Saiu esbaforida e encontrou seu carro com pneu furado. Pensou em tudo que ainda ia ter que fazer antes de fechar os olhos e sonhar com um mundo melhor. Abandonou a droga do carro avariado, pegou um táxi e as crianças.
Quando chegou em casa, descobriu que tinha deixado a porra da pasta com o relatório que precisava ler para o dia seguinte no escritório.
Telefonou para o celular do marido com a esperança que ele pudesse pegar os malditos papéis na empresa, mas a bosta continuava fora de área.
Conseguiu, depois de vários telefonemas, que um motoboy lhe trouxesse a porra dos documentos. Tomou uma merda de banho, deu a droga do jantar para as
crianças, fez a porcaria dos deveres com os dispersos e botou os monstros para dormir.
Artur chegou puto de uma reunião em São Paulo, reclamando de tudo.
Jantaram em silêncio.
Na cama ela leu metade do relatório e começou a cabecear de sono.

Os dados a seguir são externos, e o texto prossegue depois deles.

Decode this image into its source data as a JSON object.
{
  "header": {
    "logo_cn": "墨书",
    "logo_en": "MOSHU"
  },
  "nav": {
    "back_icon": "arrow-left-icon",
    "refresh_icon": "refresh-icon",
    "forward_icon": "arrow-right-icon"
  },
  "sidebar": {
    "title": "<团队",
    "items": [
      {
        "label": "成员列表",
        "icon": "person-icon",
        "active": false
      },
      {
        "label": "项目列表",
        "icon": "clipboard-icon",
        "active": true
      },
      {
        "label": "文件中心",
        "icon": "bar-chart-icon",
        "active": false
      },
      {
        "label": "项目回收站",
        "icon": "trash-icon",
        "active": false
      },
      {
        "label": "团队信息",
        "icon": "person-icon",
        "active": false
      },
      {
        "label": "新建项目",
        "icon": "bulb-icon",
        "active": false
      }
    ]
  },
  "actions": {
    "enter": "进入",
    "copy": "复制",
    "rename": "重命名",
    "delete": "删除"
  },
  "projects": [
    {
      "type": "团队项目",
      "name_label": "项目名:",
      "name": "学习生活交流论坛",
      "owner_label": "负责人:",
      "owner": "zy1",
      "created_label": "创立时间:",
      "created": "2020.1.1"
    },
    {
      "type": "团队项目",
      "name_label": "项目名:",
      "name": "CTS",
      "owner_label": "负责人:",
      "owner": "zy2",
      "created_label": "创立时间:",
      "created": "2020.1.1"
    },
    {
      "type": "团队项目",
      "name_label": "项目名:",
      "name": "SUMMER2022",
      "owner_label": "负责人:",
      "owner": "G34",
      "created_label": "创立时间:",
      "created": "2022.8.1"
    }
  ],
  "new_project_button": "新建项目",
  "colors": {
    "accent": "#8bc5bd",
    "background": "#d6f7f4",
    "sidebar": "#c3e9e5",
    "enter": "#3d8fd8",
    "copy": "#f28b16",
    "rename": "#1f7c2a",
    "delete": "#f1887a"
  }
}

Artur a acordou com tesão, a fim de jogo. Como aqueles momentos estavam cada vez mais raros no casamento deles, ela resolveu fazer um último esforço de reportagem e transar. Deram uma meio rápida, meio mais ou menos, e, quando estava quase pegando no sono de novo, sentiu uma apalpadinha no seu traseiro com o seguinte comentário:
- Tá ficando com a bundinha mole, Cristina... deixa de preguiça e começa a se cuidar.
Cristina olhou para o abajur de metal e se imaginou martelando a cabeça de Artur até ver seus miolos espalhados pelo travesseiro! Depois se viu pulando sobre o tórax dele até quebrar todas as costelas! Com um alicate de unha arrancou um a um todos os seus dentes depois deu-lhe um chute tão brutal no saco, que voou espermatozóide para todos os lados!
Em seguida usou a técnica que aprendeu num livro de auto-ajuda: como controlar as emoções negativas. Respirou três vezes profundamente, mentalizando a cor azul, e ponderou. Não ia valer a pena, não estamos nos EUA, não conseguiria uma advogada feminista caríssima que fizesse sua defesa alegando que assassinou o marido cega de tensão pré-menstrual...
Resolveu agir com sabedoria. No dia seguinte, não levou as crianças ao colégio, não fez um supermercado rápido, nem brigou com a empregada. Foi para uma academia e malhou duas horas. De lá foi para o cabeleireiro pintar os cabelos de caju e as unhas de vermelho.
Ligou para o cliente novo insuportável e disse tudo que achava dele, da mulher dele e do projeto dele. E aguardou os resultados da sua péssima conduta, fazendo uma massagem estética que jura eliminar, em dez sessões, a gordura localizada.
Enquanto se hospedava num spa, ouviu o marido desesperado tentar localizá-la pelo celular e descobrir por que ela havia sumido. Pacientemente não atendeu.
E, como vingança é um prato que se come frio, mandou um recado lacônico para a caixa postal dele.
- A bunda ainda está mole. Só volto quando estiver dura.
Um beijo da preguiçosa...


Esse sexo é feminino, Patrícia Travasso

Posta da Inês4Jazz"

(em www.substrato.weblog.com.pt)

andorinha disse...

Fora de lei (12.09)

Pareceu-me ver aí uma certa agressividade. É talvez a forma como dizes as coisas. No entanto,se vi mal, peço desculpa.
Também eu abomino falsas vitimizações mas não era isso que estava em questão, pois não?
E olha - podes gostar da tua mulher (não duvido) e podes ser agressivo em relação às mulheres.
Uma coisa não invalida a outra.

Pamina disse...

Boa noite,

No geral, identifico-me com o comentário de Ameninadalua(8.31).
Pensei ainda numa outra situação de "mortos ainda vivos", não devido ao terminar de uma relação, mas porque embora vivos fisicamente já não o estão em espírito. Talvez seja a situação mais dolorosa de todas.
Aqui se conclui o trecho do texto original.